EverCV reaches 550 signal sources: AI/ML runtimes, mobile release pipelines, and the tools no one talks about at conferences
EverCV crossed 550 signal sources overnight. The jump from 400 to 550 covered territory I hadn't expected to hit this quickly — partly because the AI tooling landscape has exploded in the last year, and partly because the pattern-match for adding a new source has gotten fast enough that 50 sources in a night is just… a night's work.
What filled in from 400 → 550
The categories broke down differently than the previous rounds.
AI inference and LLM runtimes. Groq, OpenRouter, Mistral, Anthropic API, Ollama — these are the inference providers that most ML-adjacent engineers are calling daily. They generate a signal that currently lives only in API billing dashboards and vanishes from engineering history entirely. If you spent three months building a RAG system on top of Anthropic's API, that should show up as "shipped a production RAG pipeline" not "used some APIs." EverCV now captures the call volume, model selections, and batch job completions.
The AI framework side: DSPy compilation runs, CrewAI multi-agent task executions, LlamaIndex query engine usage, vLLM serving deployments, BentoML model deployments. If your team has an ML platform, these are the signals that distinguish "built the ML platform" from "wrote the word 'transformers' in a bullet point."
Mobile CI/CD and release pipelines. Fastlane lane executions, Expo EAS builds and updates, Xcode Cloud build completions, Google Play track promotions, Apple TestFlight builds. Mobile releases are notoriously undercaptured in engineering CVs — the toolchain is fragmented and the work lives in Xcode and Gradle configs rather than GitHub commits. If you managed a mobile release pipeline, EverCV now has the receipts.
Build tools and alternative CI systems. Woodpecker CI, Drone CI, Tekton pipeline runs, Argo Workflow completions, Spinnaker stage executions, Mage build targets. The CI monoculture narrative (GitHub Actions or it didn't happen) doesn't match reality. Plenty of teams run Tekton or Argo on-prem for cost or compliance reasons, and that work is currently invisible.
Infrastructure and edge. Packer build completions, Vault policy updates, Tailscale ACL pushes, Traefik provider configurations, nginx Unit app deployments, HAProxy backend changes. Infrastructure work is systematically undervalued in CVs because it doesn't produce artifacts that show up in git history — it produces running systems. EverCV captures the deployment events that prove the work happened.
Monitoring and alerting platforms (the ones that aren't Datadog). PRTG alert events, LibreNMS alerts, OpenObserve alert triggers, SigNoz alert firings, HyperDX anomaly detections, Grafana OnCall shift handoffs. The observability space has fractured. Plenty of companies can't afford Datadog and run their own stack. That work matters too.

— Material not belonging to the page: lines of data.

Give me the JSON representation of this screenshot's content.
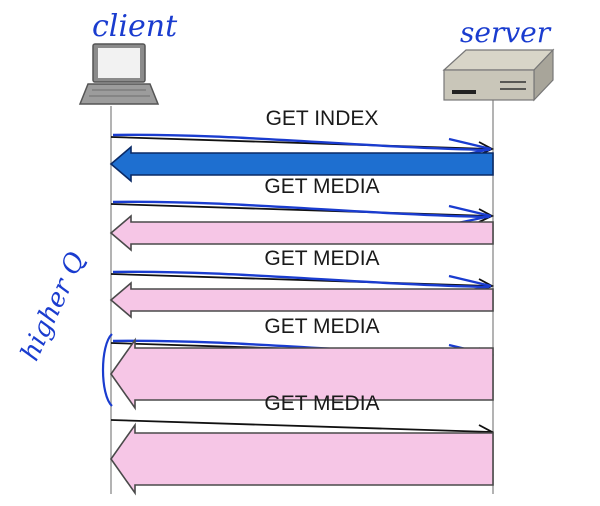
{
  "annotations": {
    "client_handwritten": "client",
    "server_handwritten": "server",
    "side_note_handwritten": "higher Q"
  },
  "messages": [
    {
      "label": "GET INDEX",
      "response_size": "small",
      "response_color": "#1e6fd0"
    },
    {
      "label": "GET MEDIA",
      "response_size": "small",
      "response_color": "#f6c6e6"
    },
    {
      "label": "GET MEDIA",
      "response_size": "small",
      "response_color": "#f6c6e6"
    },
    {
      "label": "GET MEDIA",
      "response_size": "large",
      "response_color": "#f6c6e6"
    },
    {
      "label": "GET MEDIA",
      "response_size": "large",
      "response_color": "#f6c6e6"
    }
  ],
  "colors": {
    "ink": "#1a3ccf",
    "lifeline": "#9a9a9a",
    "request_arrow": "#111111",
    "response_outline": "#4a4a4a"
  },
  "icons": {
    "client": "laptop-icon",
    "server": "server-box-icon"
  }
}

E-commerce and headless commerce. Vendure order events, Swell order webhooks. Niche, but if you spent six months building a custom storefront on top of a headless commerce engine, this is the evidence that "built the storefront" means something specific.
The pattern that emerged
At 400 sources, the gap was mostly categories — whole tooling domains that weren't covered. At 550, the gap is increasingly depth — the same category might have five tools that all need separate adapters. Monitoring is the clearest example: there are now adapters for Datadog, Prometheus, Grafana, VictoriaMetrics, LibreNMS, PRTG, OpenObserve, SigNoz, HyperDX, and Grafana OnCall. If your team uses any combination of these, EverCV has the adapter.
The other thing that emerged: the AI tooling category went from zero to twelve sources in one pass. That's not going to slow down. The next batch will probably add more LLM observability tools (Langfuse, Helicone, Arize), more ML deployment platforms (Seldon, Cortex, BentoCloud), and more agent frameworks. The AI engineering discipline is producing tooling faster than any other segment right now.
What's next
The immediate constraint is the SAM deploy — the adapters are built, the tests pass (1,750 new assertions this pass, 19,000+ across all adapter tests), and the landing page is ready. What's missing is the running backend.
The secondary constraint is the scoring layer. At 550 sources, the hard part isn't collecting the signals — it's deciding what weight to give a Fastlane lane execution versus a Tekton pipeline run versus a vLLM serving deployment. Those aren't the same kind of work. The bucketing logic (SHIPPED vs CONTEXT\_SWITCH) handles the coarse distinction, but the fine-grained signal-to-career-story mapping is still a work in progress.
That's the next design problem. The scale one is largely solved.